On April 20, the new-look Def Leppard performed at the Freddie Mercury Tribute Concert For Aids Awareness at Wembley Stadium, at which the surviving members of Queen, joined by a stellar supporting cast including David Bowie, Robert Plant, Elton John, Guns N’ Roses and Metallica, paid tribute to their late singer. With an audience of 80,000 in the stadium and more than a billion people watching on live TV, it was the perfect set-up for Leppard’s forthcoming world tour.
“The tour was huge,” Elliott says. “It was bigger than Hysteria.” It included a victorious homecoming show at the newly built Don Valley Stadium, where the band played to 50,000 people. The final leg was in North America at the end of that year. “I remember being on our private plane,” the singer says, “flying over Manhattan at two in the morning, having just finished a bunch of sell-out shows, and going: ‘Yeah, about this grunge thing…’”
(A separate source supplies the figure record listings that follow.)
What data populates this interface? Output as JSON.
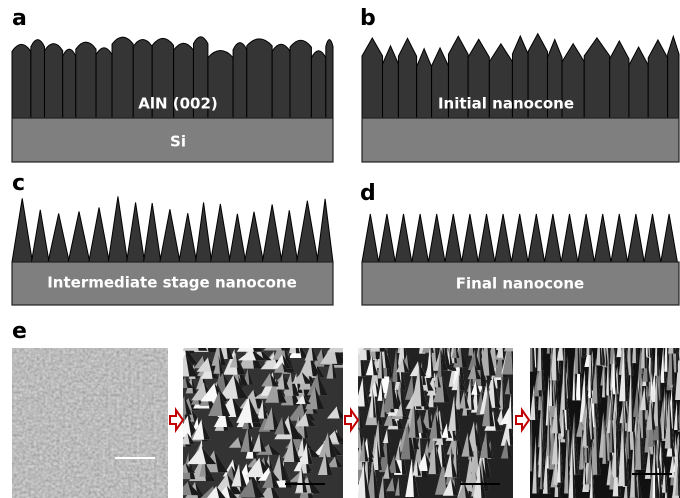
{
  "panels": [
    {
      "label": "a",
      "layers": [
        "AlN (002)",
        "Si"
      ]
    },
    {
      "label": "b",
      "layers": [
        "Initial nanocone"
      ]
    },
    {
      "label": "c",
      "layers": [
        "Intermediate stage nanocone"
      ]
    },
    {
      "label": "d",
      "layers": [
        "Final nanocone"
      ]
    },
    {
      "label": "e"
    }
  ]
}
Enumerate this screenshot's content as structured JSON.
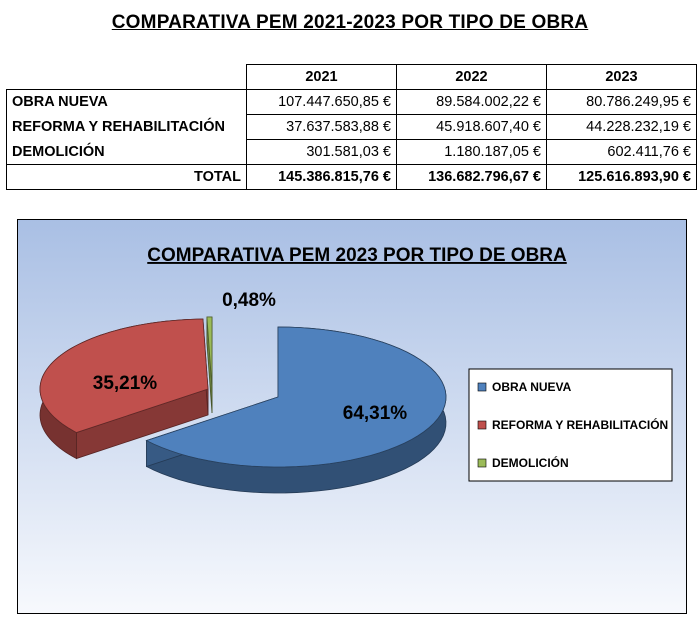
{
  "title": "COMPARATIVA PEM 2021-2023 POR TIPO DE OBRA",
  "table": {
    "years": [
      "2021",
      "2022",
      "2023"
    ],
    "rows": [
      {
        "label": "OBRA NUEVA",
        "values": [
          "107.447.650,85 €",
          "89.584.002,22 €",
          "80.786.249,95 €"
        ]
      },
      {
        "label": "REFORMA Y REHABILITACIÓN",
        "values": [
          "37.637.583,88 €",
          "45.918.607,40 €",
          "44.228.232,19 €"
        ]
      },
      {
        "label": "DEMOLICIÓN",
        "values": [
          "301.581,03 €",
          "1.180.187,05 €",
          "602.411,76 €"
        ]
      }
    ],
    "total": {
      "label": "TOTAL",
      "values": [
        "145.386.815,76 €",
        "136.682.796,67 €",
        "125.616.893,90 €"
      ]
    }
  },
  "chart_data": {
    "type": "pie",
    "title": "COMPARATIVA PEM 2023 POR TIPO DE OBRA",
    "labels": [
      "OBRA NUEVA",
      "REFORMA Y REHABILITACIÓN",
      "DEMOLICIÓN"
    ],
    "values": [
      64.31,
      35.21,
      0.48
    ],
    "value_labels": [
      "64,31%",
      "35,21%",
      "0,48%"
    ],
    "colors": [
      "#4f81bd",
      "#c0504d",
      "#9bbb59"
    ],
    "three_d": true,
    "exploded": true,
    "legend": "right"
  }
}
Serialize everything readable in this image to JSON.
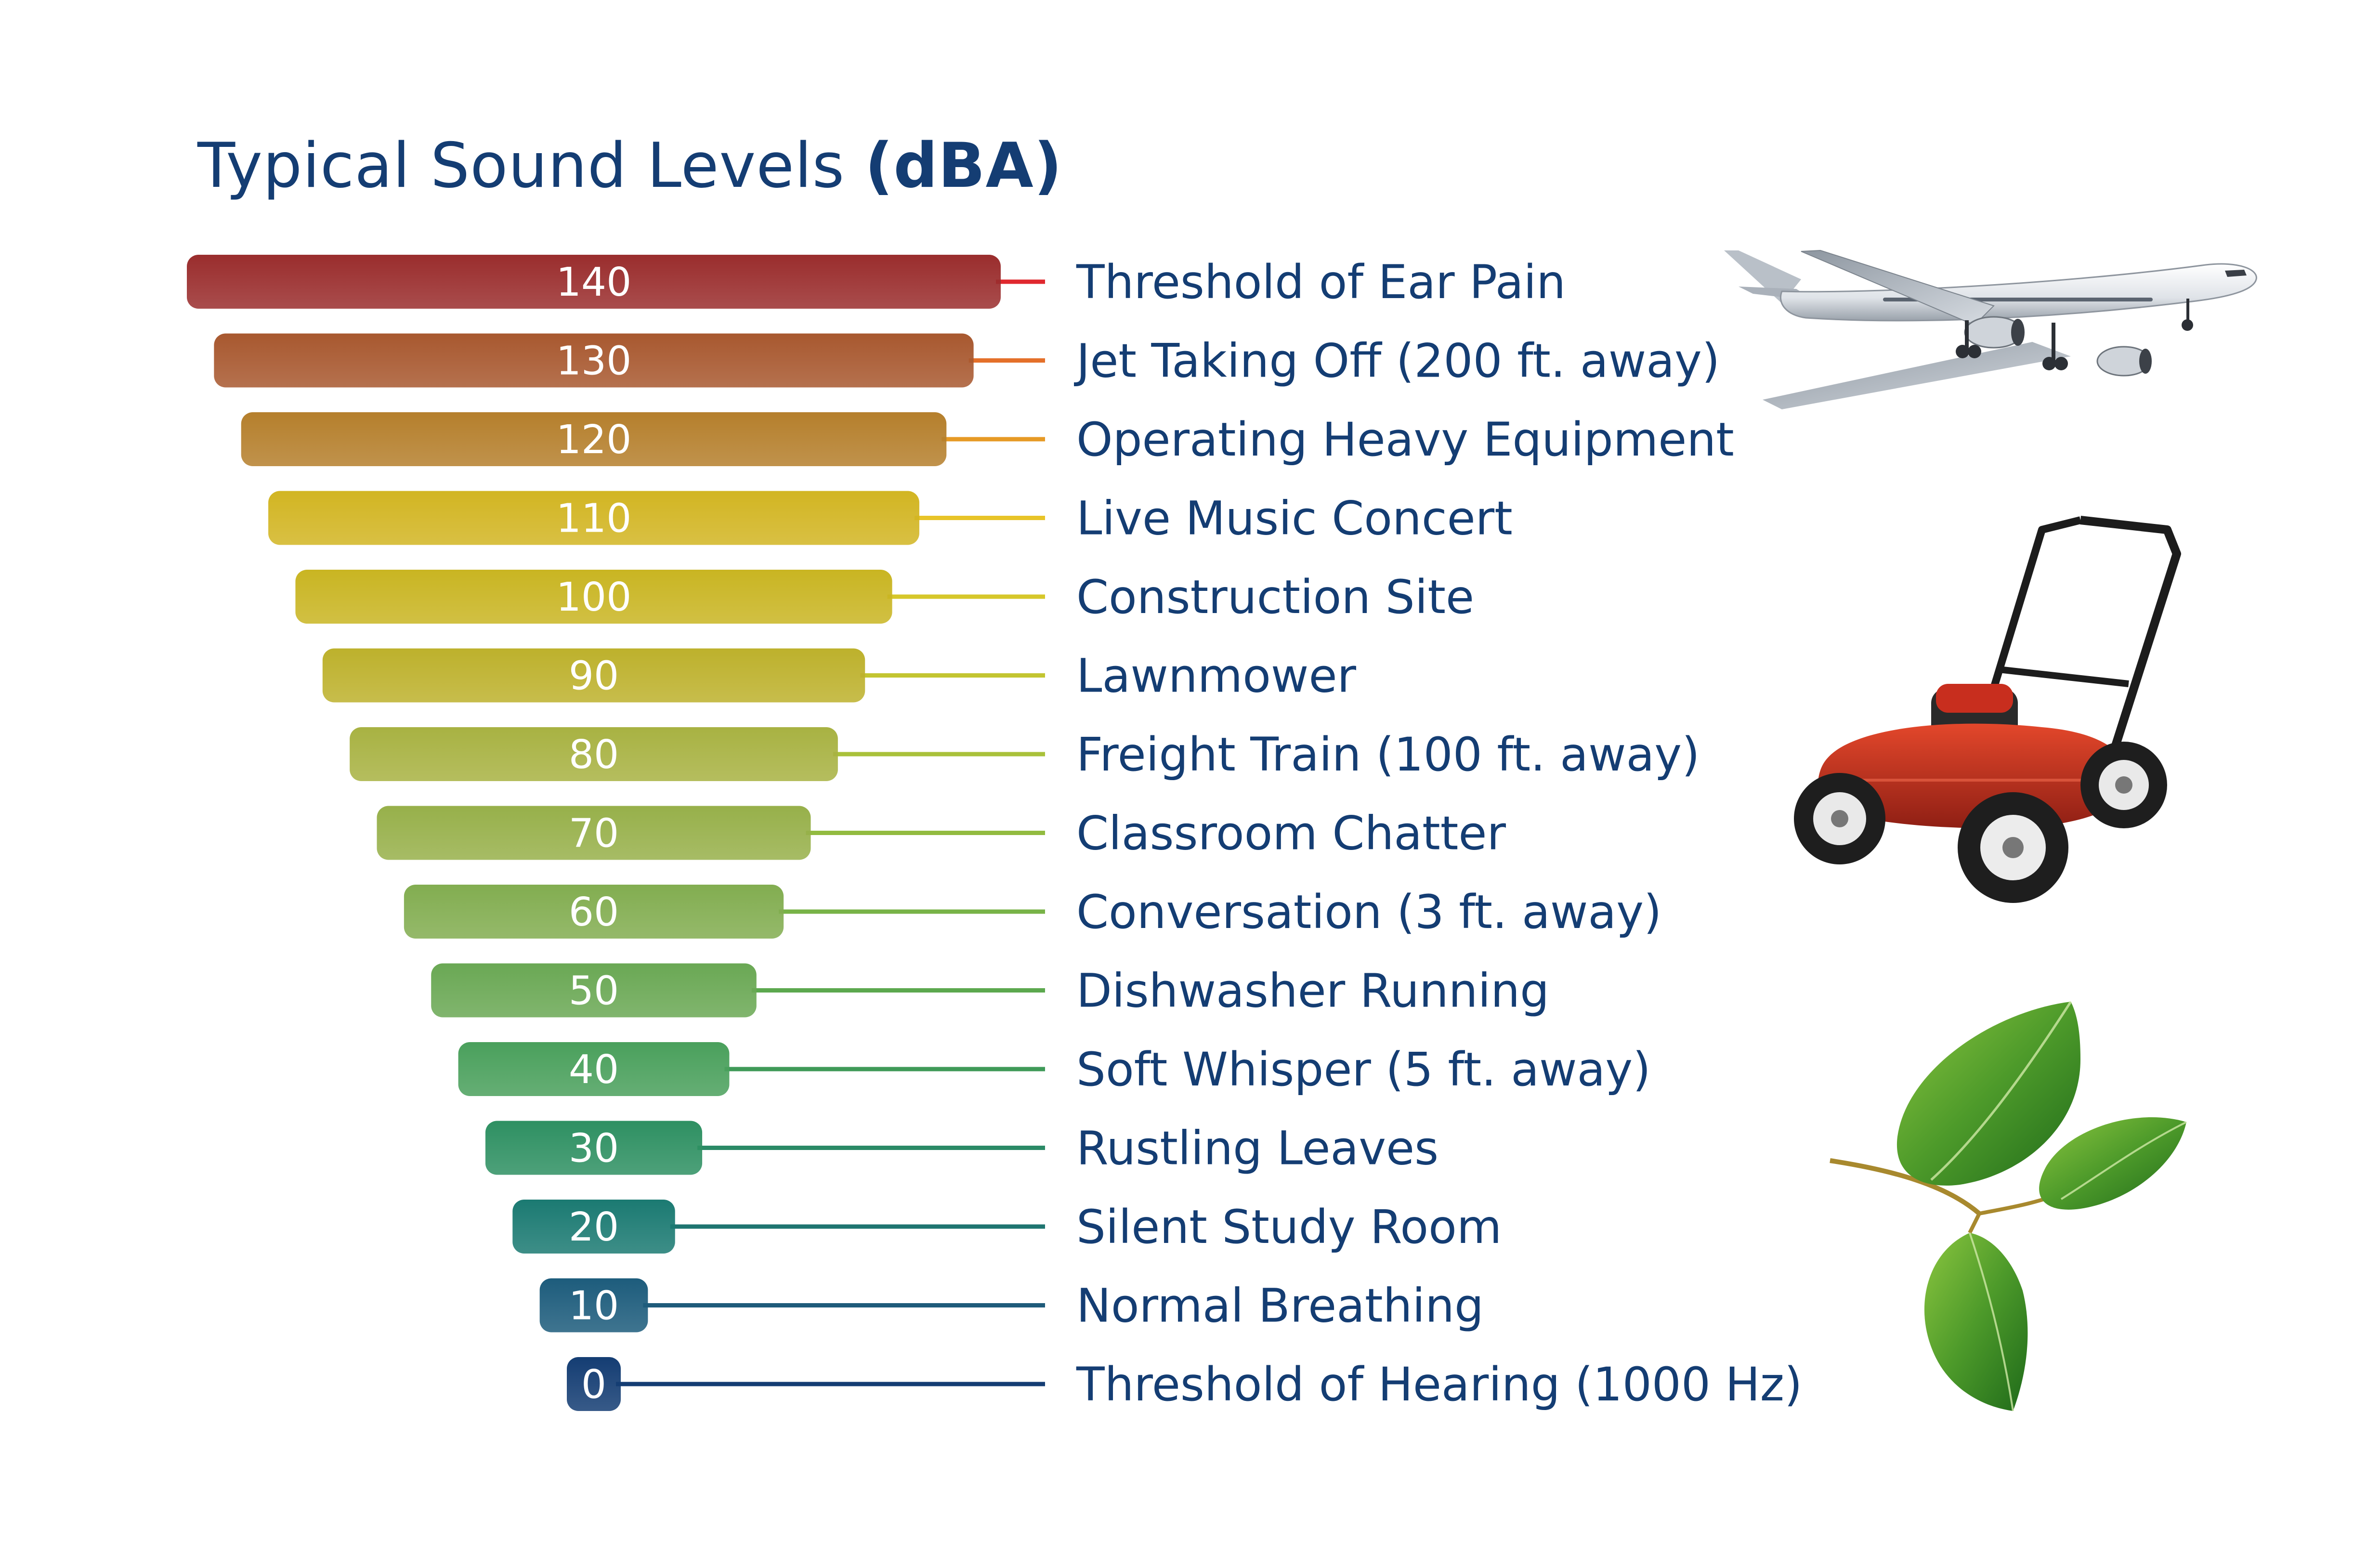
{
  "title": {
    "main": "Typical Sound Levels ",
    "unit": "(dBA)"
  },
  "chart_data": {
    "type": "bar",
    "title": "Typical Sound Levels (dBA)",
    "categories": [
      "Threshold of Ear Pain",
      "Jet Taking Off (200 ft. away)",
      "Operating Heavy Equipment",
      "Live Music Concert",
      "Construction Site",
      "Lawnmower",
      "Freight Train (100 ft. away)",
      "Classroom Chatter",
      "Conversation (3 ft. away)",
      "Dishwasher Running",
      "Soft Whisper (5 ft. away)",
      "Rustling Leaves",
      "Silent Study Room",
      "Normal Breathing",
      "Threshold of Hearing (1000 Hz)"
    ],
    "values": [
      140,
      130,
      120,
      110,
      100,
      90,
      80,
      70,
      60,
      50,
      40,
      30,
      20,
      10,
      0
    ],
    "colors": [
      "#9a2d2d",
      "#a8582f",
      "#b57f2c",
      "#d2b522",
      "#c9b522",
      "#bdb12c",
      "#a8b242",
      "#97b04a",
      "#82ad50",
      "#6aa854",
      "#4aa05c",
      "#2e9062",
      "#1b7a72",
      "#1d5c7c",
      "#143d73"
    ],
    "line_colors": [
      "#e0282e",
      "#e4702a",
      "#e69a25",
      "#e8c428",
      "#d6c72a",
      "#c3c531",
      "#a9c13a",
      "#92bb40",
      "#78b347",
      "#5ca84e",
      "#3f9a58",
      "#2b8a66",
      "#1f7570",
      "#1f5b7a",
      "#143d73"
    ],
    "xlim": [
      0,
      140
    ],
    "legend": "none",
    "grid": false
  },
  "illustrations": [
    {
      "name": "airplane-illustration"
    },
    {
      "name": "lawnmower-illustration"
    },
    {
      "name": "leaves-illustration"
    }
  ]
}
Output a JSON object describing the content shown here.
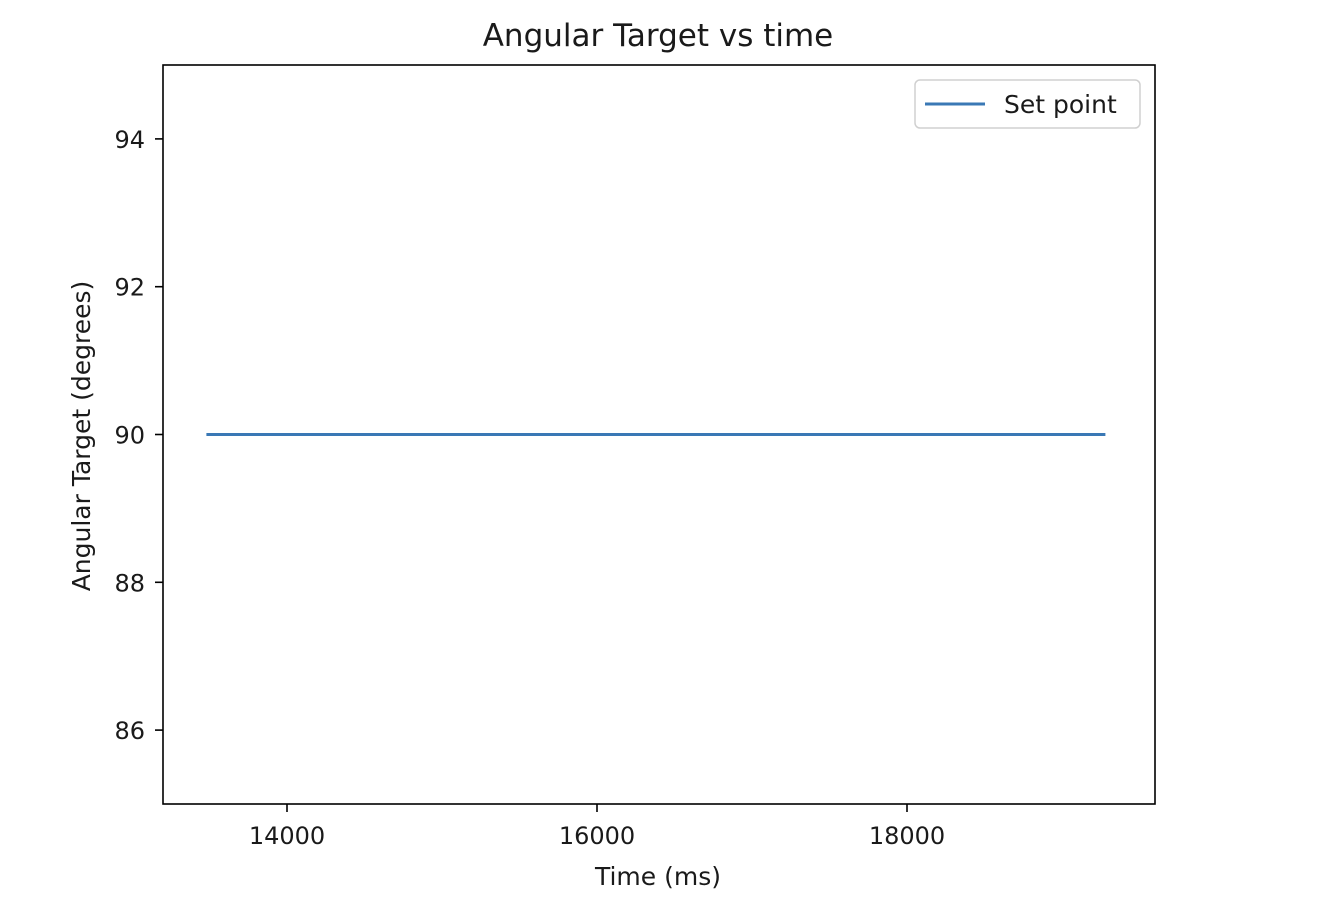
{
  "chart_data": {
    "type": "line",
    "title": "Angular Target vs time",
    "xlabel": "Time (ms)",
    "ylabel": "Angular Target (degrees)",
    "xlim": [
      13200,
      19600
    ],
    "ylim": [
      85.0,
      95.0
    ],
    "xticks": [
      14000,
      16000,
      18000
    ],
    "xtick_labels": [
      "14000",
      "16000",
      "18000"
    ],
    "yticks": [
      86,
      88,
      90,
      92,
      94
    ],
    "ytick_labels": [
      "86",
      "88",
      "90",
      "92",
      "94"
    ],
    "grid": false,
    "legend": {
      "placement": "upper-right",
      "entries": [
        "Set point"
      ]
    },
    "series": [
      {
        "name": "Set point",
        "color": "#3a78b5",
        "x": [
          13480,
          19280
        ],
        "y": [
          90,
          90
        ]
      }
    ]
  }
}
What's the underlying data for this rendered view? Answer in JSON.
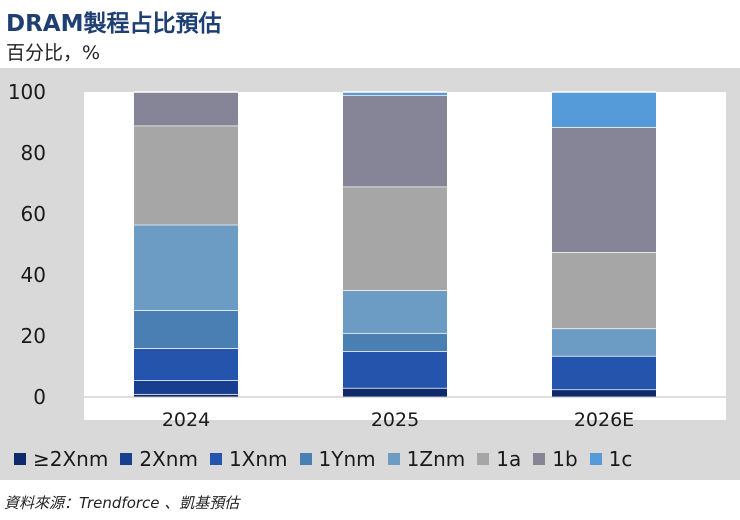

Adrenalize sold seven million copies worldwide. In the US the singles were not as successful as those from Hysteria, with only Let’s Get Rocked and Have You Ever Needed Someone So Bad making the Top 20. But in the UK they had four big hits.
It was after Adrenalize that Def Leppard struggled. “Everything changed after that,” Collen says. “In the late nineties it went tits-up for a while, but we soldiered on.” Their 1996 album Slang was an alt.rock-influenced volte-face, but their last album of that decade, Euphoria, was a return to Leppard’s classic sound.
For Elliott and Collen, looking back on Adrenalize from a distance there are mixed feelings. Elliott thinks of it as the end of an era, “the last in a trilogy” after Pyromania and Hysteria. What he hears now in Adrenalize is the early roots of Leppard. “Other than White Lightning the music is very mid-seventies glam,” he says.
Collen is more critical: “With Hysteria we felt that we’d created a slightly new rock genre. It was so creative and so left-field. With Adrenalize we were copying that formula.”
What Adrenalize lacked was the shock of the new that Hysteria had: the blockbuster production that Collen describes as “Star Wars for the ears”; the spirit of adventure in songs such as Pour Some Sugar On Me, Rocket and Animal. With Hysteria Def Leppard were breaking new ground; with Adrenalize they were holding ground. In the circumstances, it was more than enough.
They had dug deep to make this album. And the last two songs they wrote for Adrenalize would remain powerfully symbolic: White Lightning the epitaph for the friend they lost, Let’s Get Rocked the anthem with which they moved on.